Small Machines Process Big Parts

      Many contradictions had to be solved to translate the blueprint into a vehicle. For instance, large high-precision equipment was needed for processing big parts. But the small factories and co-operative work-shops had only small equipment and machinery. What was to be done? We sought help from Chairman Mao’s philosophical thinking. Materialist dialectics holds that the two aspects of a contradiction transform themselves into each other in given conditions. The workers solved the contradiction between the large parts and small equipment according to this principle.

      Everything divides into two. A platform trailer itself can be divided into several parts and so can each individual part.
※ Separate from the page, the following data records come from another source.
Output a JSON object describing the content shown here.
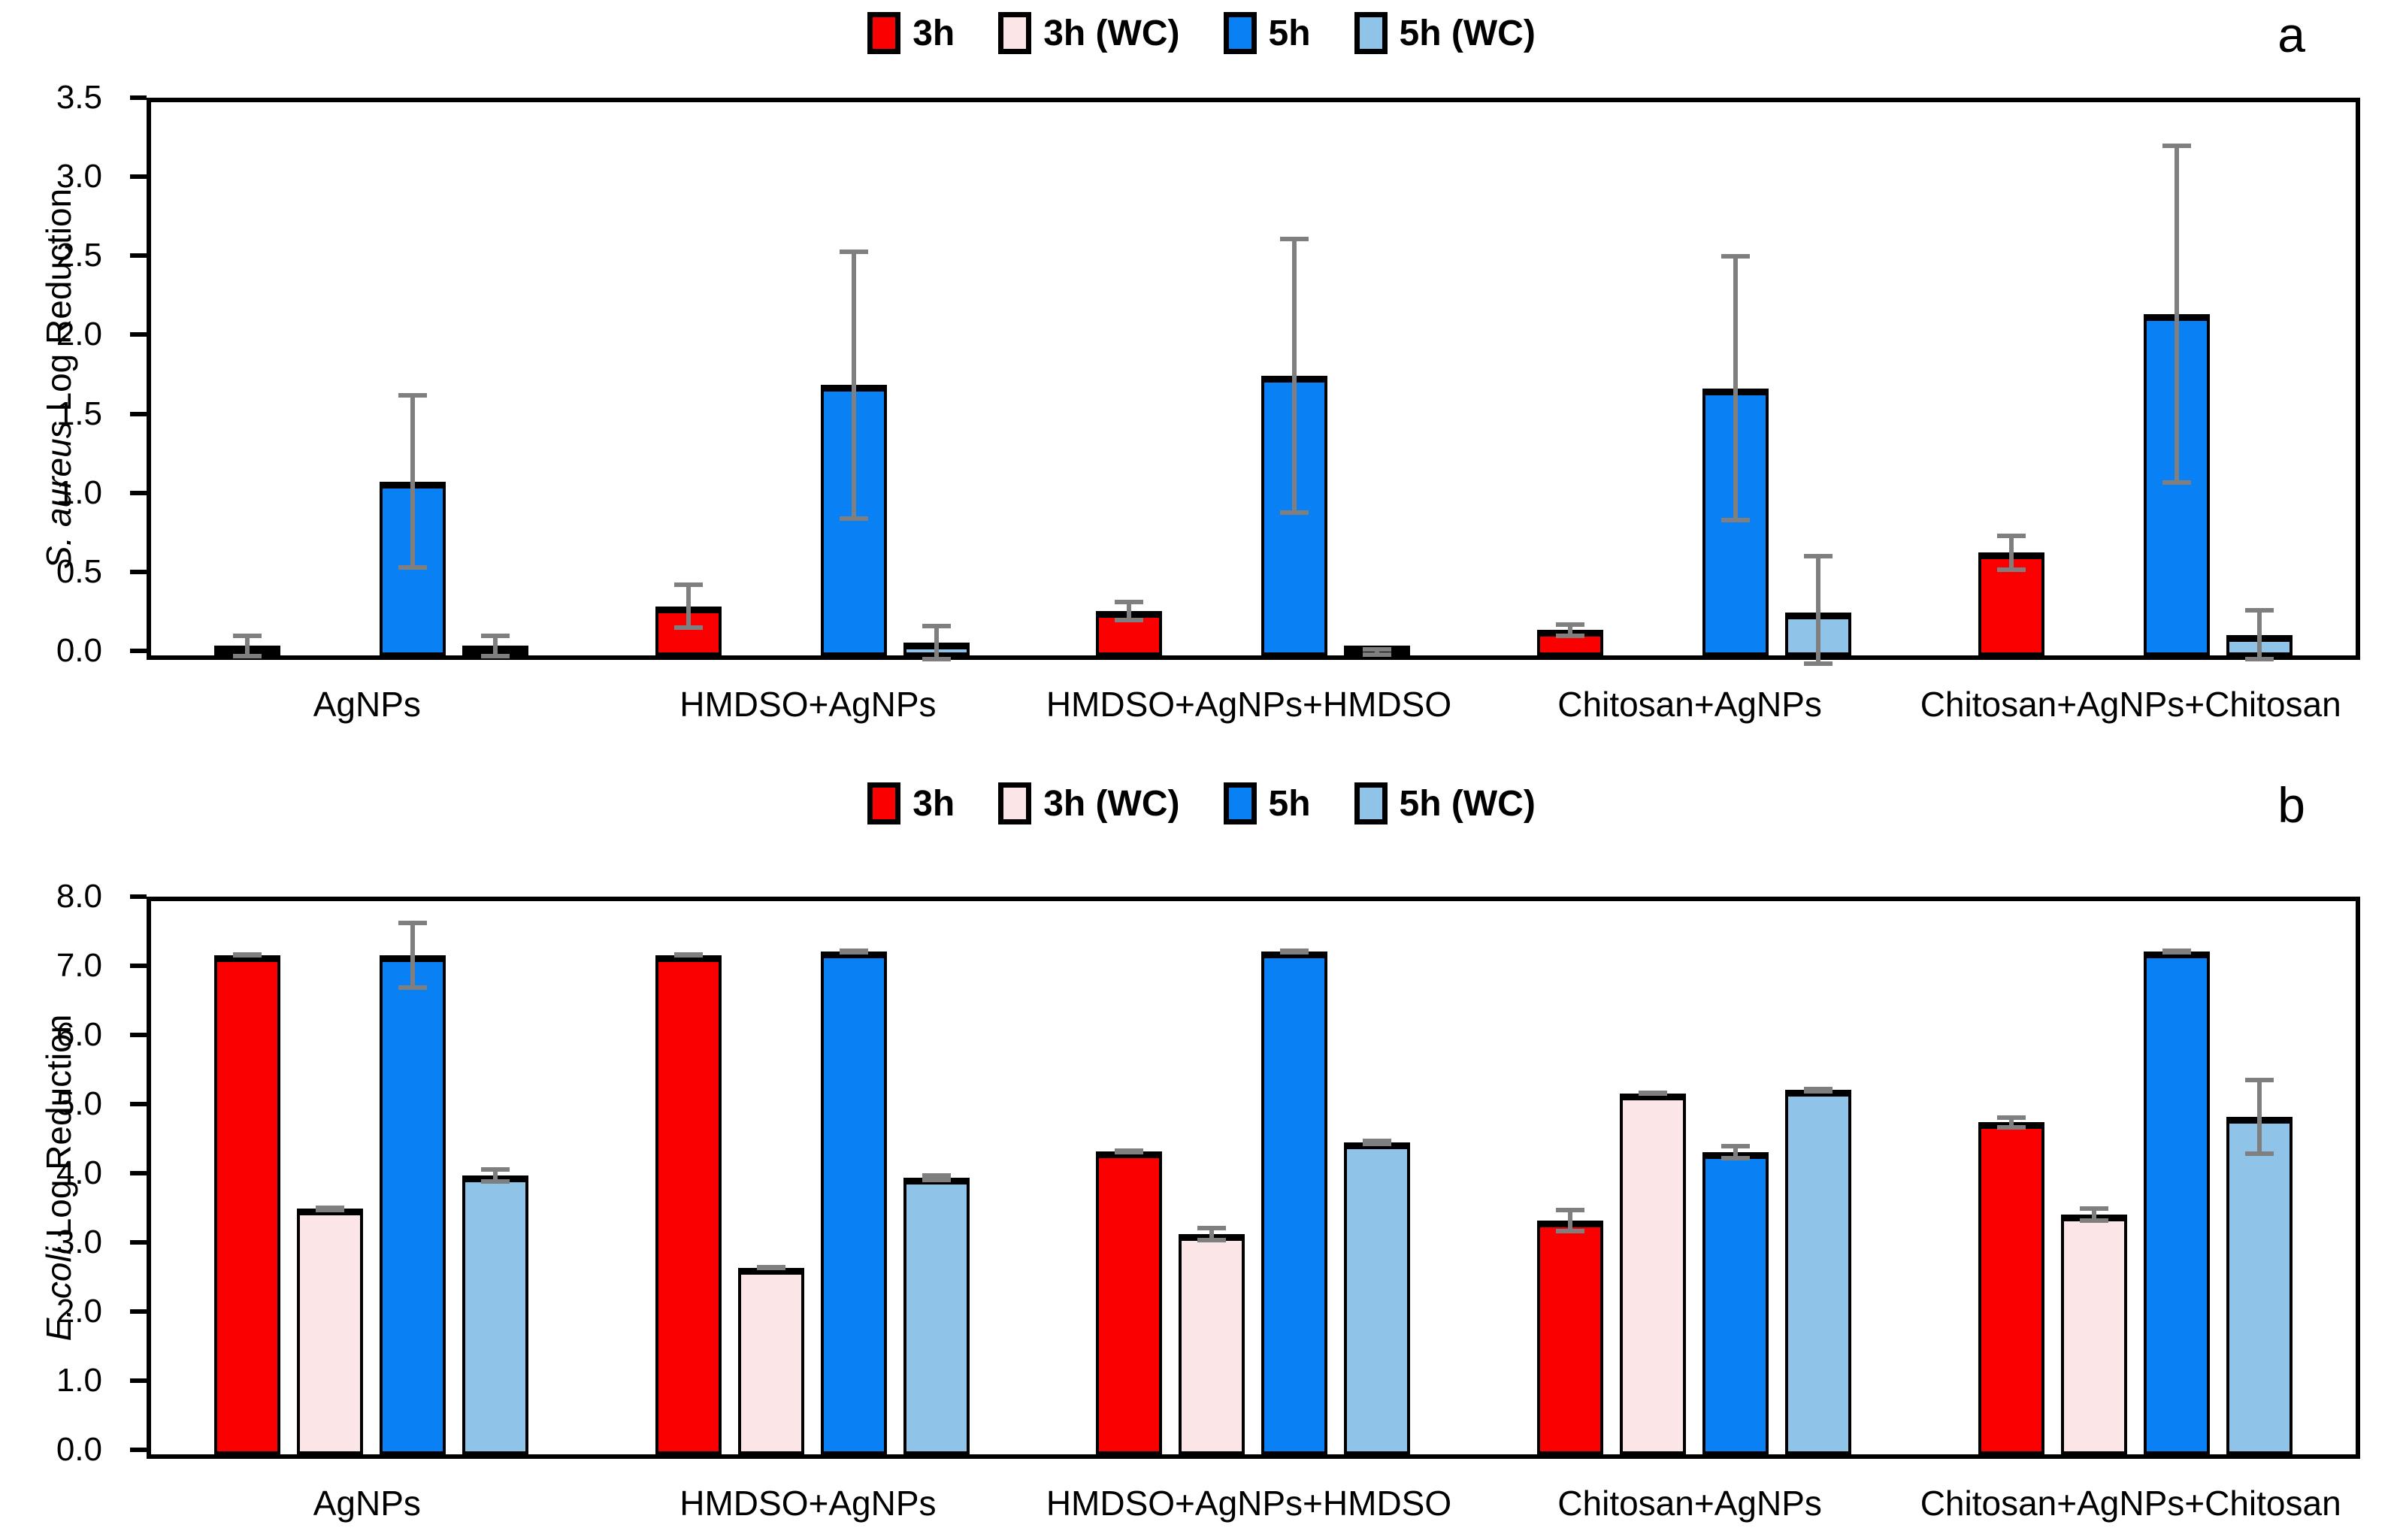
{
  "figure_colors": {
    "bar_3h": "#FA0000",
    "bar_3h_wc": "#FBE5E6",
    "bar_5h": "#0A80F5",
    "bar_5h_wc": "#8FC3E8",
    "error_bar": "#7F7F7F",
    "axis": "#000000"
  },
  "chart_data": [
    {
      "type": "bar",
      "panel": "a",
      "title": "",
      "ylabel": "S. aureus Log Reduction",
      "ylabel_italic_prefix": "S. aureus",
      "ylabel_suffix": " Log Reduction",
      "xlabel": "",
      "ylim": [
        0,
        3.5
      ],
      "ytick_step": 0.5,
      "grid": false,
      "legend_position": "top-center",
      "categories": [
        "AgNPs",
        "HMDSO+AgNPs",
        "HMDSO+AgNPs+HMDSO",
        "Chitosan+AgNPs",
        "Chitosan+AgNPs+Chitosan"
      ],
      "series": [
        {
          "name": "3h",
          "color": "#FA0000",
          "values": [
            0.06,
            0.31,
            0.28,
            0.16,
            0.65
          ],
          "errors": [
            0.08,
            0.15,
            0.07,
            0.05,
            0.12
          ]
        },
        {
          "name": "3h (WC)",
          "color": "#FBE5E6",
          "values": [
            0,
            0,
            0,
            0,
            0
          ],
          "errors": [
            0,
            0,
            0,
            0,
            0
          ]
        },
        {
          "name": "5h",
          "color": "#0A80F5",
          "values": [
            1.1,
            1.71,
            1.77,
            1.69,
            2.16
          ],
          "errors": [
            0.56,
            0.86,
            0.88,
            0.85,
            1.08
          ]
        },
        {
          "name": "5h (WC)",
          "color": "#8FC3E8",
          "values": [
            0.06,
            0.08,
            0.02,
            0.27,
            0.13
          ],
          "errors": [
            0.08,
            0.12,
            0.03,
            0.37,
            0.17
          ]
        }
      ]
    },
    {
      "type": "bar",
      "panel": "b",
      "title": "",
      "ylabel": "E. coli Log Reduction",
      "ylabel_italic_prefix": "E. coli",
      "ylabel_suffix": " Log Reduction",
      "xlabel": "",
      "ylim": [
        0,
        8.0
      ],
      "ytick_step": 1.0,
      "grid": false,
      "legend_position": "top-center",
      "categories": [
        "AgNPs",
        "HMDSO+AgNPs",
        "HMDSO+AgNPs+HMDSO",
        "Chitosan+AgNPs",
        "Chitosan+AgNPs+Chitosan"
      ],
      "series": [
        {
          "name": "3h",
          "color": "#FA0000",
          "values": [
            7.22,
            7.22,
            4.38,
            3.38,
            4.8
          ],
          "errors": [
            0.04,
            0.04,
            0.04,
            0.18,
            0.1
          ]
        },
        {
          "name": "3h (WC)",
          "color": "#FBE5E6",
          "values": [
            3.55,
            2.7,
            3.18,
            5.22,
            3.47
          ],
          "errors": [
            0.05,
            0.04,
            0.12,
            0.04,
            0.12
          ]
        },
        {
          "name": "5h",
          "color": "#0A80F5",
          "values": [
            7.22,
            7.27,
            7.27,
            4.37,
            7.27
          ],
          "errors": [
            0.5,
            0.04,
            0.04,
            0.12,
            0.04
          ]
        },
        {
          "name": "5h (WC)",
          "color": "#8FC3E8",
          "values": [
            4.03,
            4.0,
            4.51,
            5.27,
            4.88
          ],
          "errors": [
            0.12,
            0.07,
            0.05,
            0.05,
            0.57
          ]
        }
      ]
    }
  ]
}
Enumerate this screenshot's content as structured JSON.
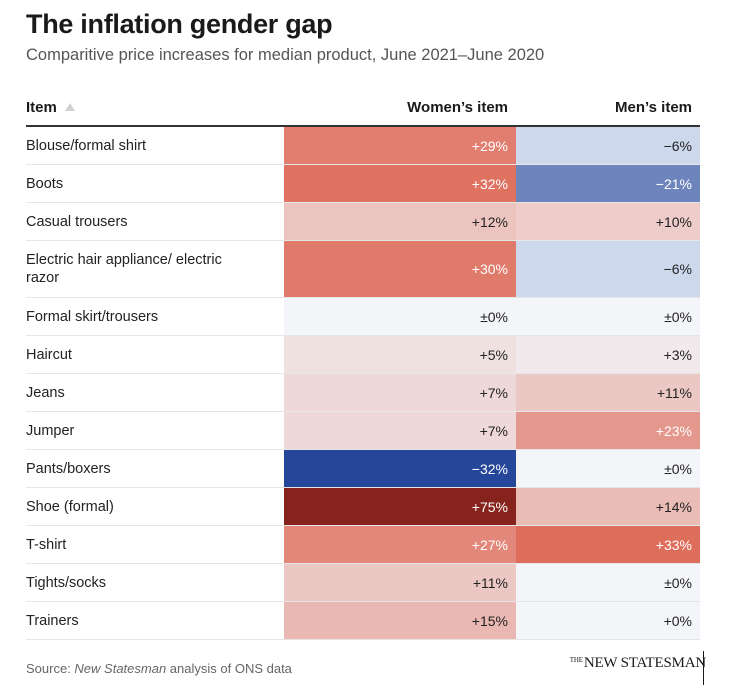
{
  "title": "The inflation gender gap",
  "subtitle": "Comparitive price increases for median product, June 2021–June 2020",
  "chart_data": {
    "type": "table",
    "columns": [
      "Item",
      "Women’s item",
      "Men’s item"
    ],
    "sort_icon": "sort-ascending-triangle-icon",
    "colors": {
      "neutral": "#f3f5f9",
      "red_max": "#86231c",
      "blue_max": "#26469a",
      "text_light": "#ffffff",
      "text_dark": "#222222"
    },
    "rows": [
      {
        "item": "Blouse/formal shirt",
        "women": 29,
        "men": -6,
        "women_label": "+29%",
        "men_label": "−6%"
      },
      {
        "item": "Boots",
        "women": 32,
        "men": -21,
        "women_label": "+32%",
        "men_label": "−21%"
      },
      {
        "item": "Casual trousers",
        "women": 12,
        "men": 10,
        "women_label": "+12%",
        "men_label": "+10%"
      },
      {
        "item": "Electric hair appliance/ electric razor",
        "women": 30,
        "men": -6,
        "women_label": "+30%",
        "men_label": "−6%"
      },
      {
        "item": "Formal skirt/trousers",
        "women": 0,
        "men": 0,
        "women_label": "±0%",
        "men_label": "±0%"
      },
      {
        "item": "Haircut",
        "women": 5,
        "men": 3,
        "women_label": "+5%",
        "men_label": "+3%"
      },
      {
        "item": "Jeans",
        "women": 7,
        "men": 11,
        "women_label": "+7%",
        "men_label": "+11%"
      },
      {
        "item": "Jumper",
        "women": 7,
        "men": 23,
        "women_label": "+7%",
        "men_label": "+23%"
      },
      {
        "item": "Pants/boxers",
        "women": -32,
        "men": 0,
        "women_label": "−32%",
        "men_label": "±0%"
      },
      {
        "item": "Shoe (formal)",
        "women": 75,
        "men": 14,
        "women_label": "+75%",
        "men_label": "+14%"
      },
      {
        "item": "T-shirt",
        "women": 27,
        "men": 33,
        "women_label": "+27%",
        "men_label": "+33%"
      },
      {
        "item": "Tights/socks",
        "women": 11,
        "men": 0,
        "women_label": "+11%",
        "men_label": "±0%"
      },
      {
        "item": "Trainers",
        "women": 15,
        "men": 0,
        "women_label": "+15%",
        "men_label": "+0%"
      }
    ]
  },
  "footer": {
    "source_prefix": "Source: ",
    "source_italic": "New Statesman",
    "source_suffix": " analysis of ONS data"
  },
  "logo": {
    "the": "THE",
    "name": "NEW STATESMAN"
  }
}
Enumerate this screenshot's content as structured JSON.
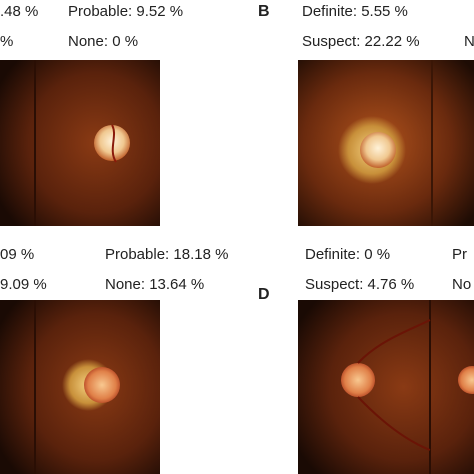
{
  "panels": [
    {
      "lines": [
        ".48 %",
        "Probable: 9.52 %",
        "%",
        "None: 0 %"
      ]
    },
    {
      "label": "B",
      "lines": [
        "Definite: 5.55 %",
        "Suspect: 22.22 %",
        "N"
      ]
    },
    {
      "lines": [
        "09 %",
        "Probable: 18.18 %",
        "9.09 %",
        "None: 13.64 %"
      ]
    },
    {
      "label": "D",
      "lines": [
        "Definite: 0 %",
        "Pr",
        "Suspect: 4.76 %",
        "No"
      ]
    }
  ]
}
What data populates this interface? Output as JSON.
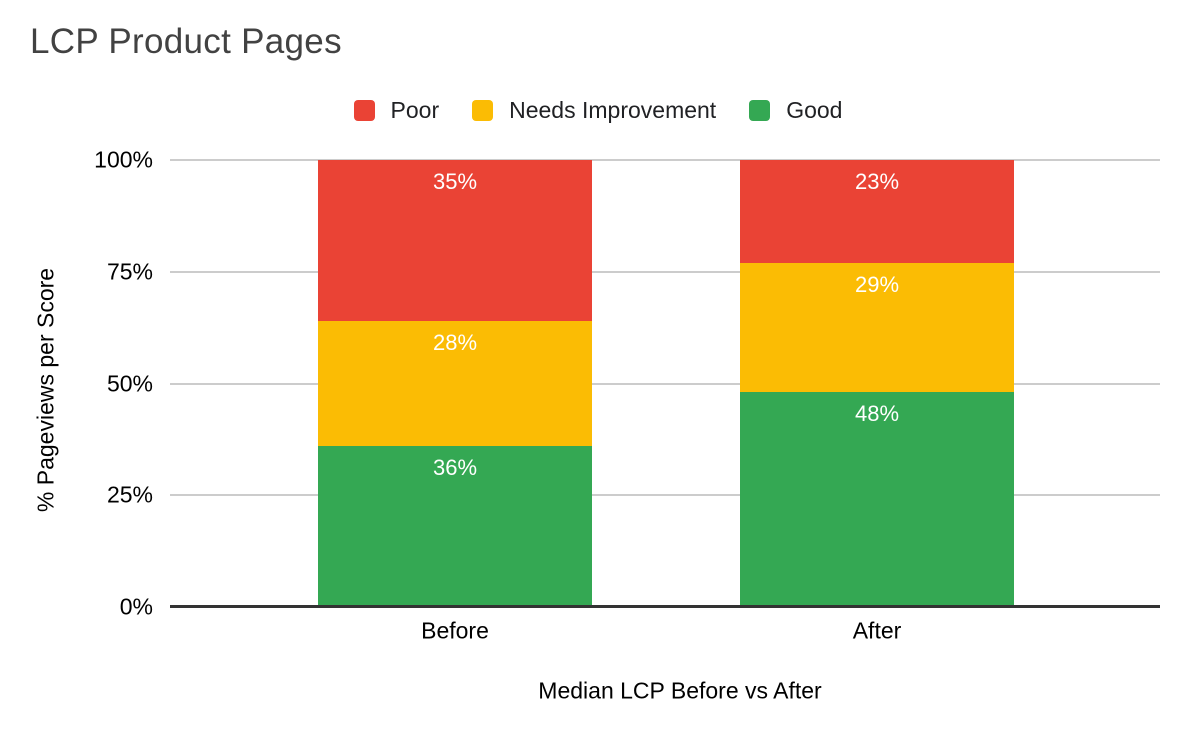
{
  "title": "LCP Product Pages",
  "legend": {
    "items": [
      {
        "label": "Poor",
        "color": "#EA4335"
      },
      {
        "label": "Needs Improvement",
        "color": "#FBBC04"
      },
      {
        "label": "Good",
        "color": "#34A853"
      }
    ]
  },
  "y_axis": {
    "title": "% Pageviews per Score",
    "ticks": [
      "100%",
      "75%",
      "50%",
      "25%",
      "0%"
    ]
  },
  "x_axis": {
    "title": "Median LCP Before vs After",
    "categories": [
      "Before",
      "After"
    ]
  },
  "chart_data": {
    "type": "bar",
    "stacked": true,
    "title": "LCP Product Pages",
    "xlabel": "Median LCP Before vs After",
    "ylabel": "% Pageviews per Score",
    "ylim": [
      0,
      100
    ],
    "yticks": [
      0,
      25,
      50,
      75,
      100
    ],
    "grid": true,
    "legend_position": "top",
    "categories": [
      "Before",
      "After"
    ],
    "series": [
      {
        "name": "Good",
        "color": "#34A853",
        "values": [
          36,
          48
        ],
        "labels": [
          "36%",
          "48%"
        ]
      },
      {
        "name": "Needs Improvement",
        "color": "#FBBC04",
        "values": [
          28,
          29
        ],
        "labels": [
          "28%",
          "29%"
        ]
      },
      {
        "name": "Poor",
        "color": "#EA4335",
        "values": [
          35,
          23
        ],
        "labels": [
          "35%",
          "23%"
        ]
      }
    ],
    "colors": {
      "poor": "#EA4335",
      "needs_improvement": "#FBBC04",
      "good": "#34A853",
      "gridline": "#CCCCCC",
      "axis_line": "#333333",
      "title_text": "#424242",
      "value_label_text": "#FFFFFF"
    }
  }
}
Since a large part consists of several smaller parts, if a small machine processes one part of a big work-piece then the former becomes relatively big and the latter relatively small. In this way, the workers processed big work-pieces part by part. In doing so a large number of technical problems had to be solved. However, this materialist dialectical understanding gave us confidence and pointed out the fundamental way to solve problems. If we were to rely solely on big machines, we would have to sit and wait without making any progress.

      The key to making a small thing play a big part lies in giving full scope to the masses’ wisdom and strength. For instance, the chassis of each section of the platform weighs 25 tons and is made up of main beams and 530-odd steel plates of diversified shape welded together. Welding must be done in a big workshop equipped with a large crane or an overhead travelling crane capable of lifting more than 25 tons. But the general assembly shop was only a large shed without an overhead travelling crane. And there was no heavy-duty crane in the whole city. This knotty problem was again solved by the workers through indigenous methods. The chassis was hoisted by a group of small cranes and put on two supporters, making the welding very convenient.


From a Low to a Higher Stage

      Indigenous methods are evolved by the masses through practice and are rich in scientific content. The main beams of the platform trailer, its backbone, were made of manganese steel plates welded together, with a bending tolerance after welding less than 1/1000 of a millimetre. This was a hard nut for us to crack. Generally speaking, it required a whole set of automatic welding equipment and rigid welding technology. But the workers put their heads together and worked out an indigenous method which gave a tolerance of only 0.3/1000 of a millimetre; in other words, they exceeded the prescribed requirements.

      Indigenous and modern exist in comparison with each other and develop through struggle. Without first having an indigenous method, there can be no modern method, and modern methods are the continuation and development of the indigenous. If we should wait for the modern instead of starting with the indigenous, we would be tied down completely and would not be able to achieve anything. Everything develops from a relatively low level to a relatively high level. Start with indigenous methods, combine the indigenous with the modern, and then develop from indigenous to modern—this is a special feature that distinguishes the principle of hard struggle and self-reliance from the slavish comprador philosophy and the doctrine of trailing behind at a snail’s pace. It also accords with the general law of development of things. The successful manufacture of the 400-ton platform trailer is a striking illustration.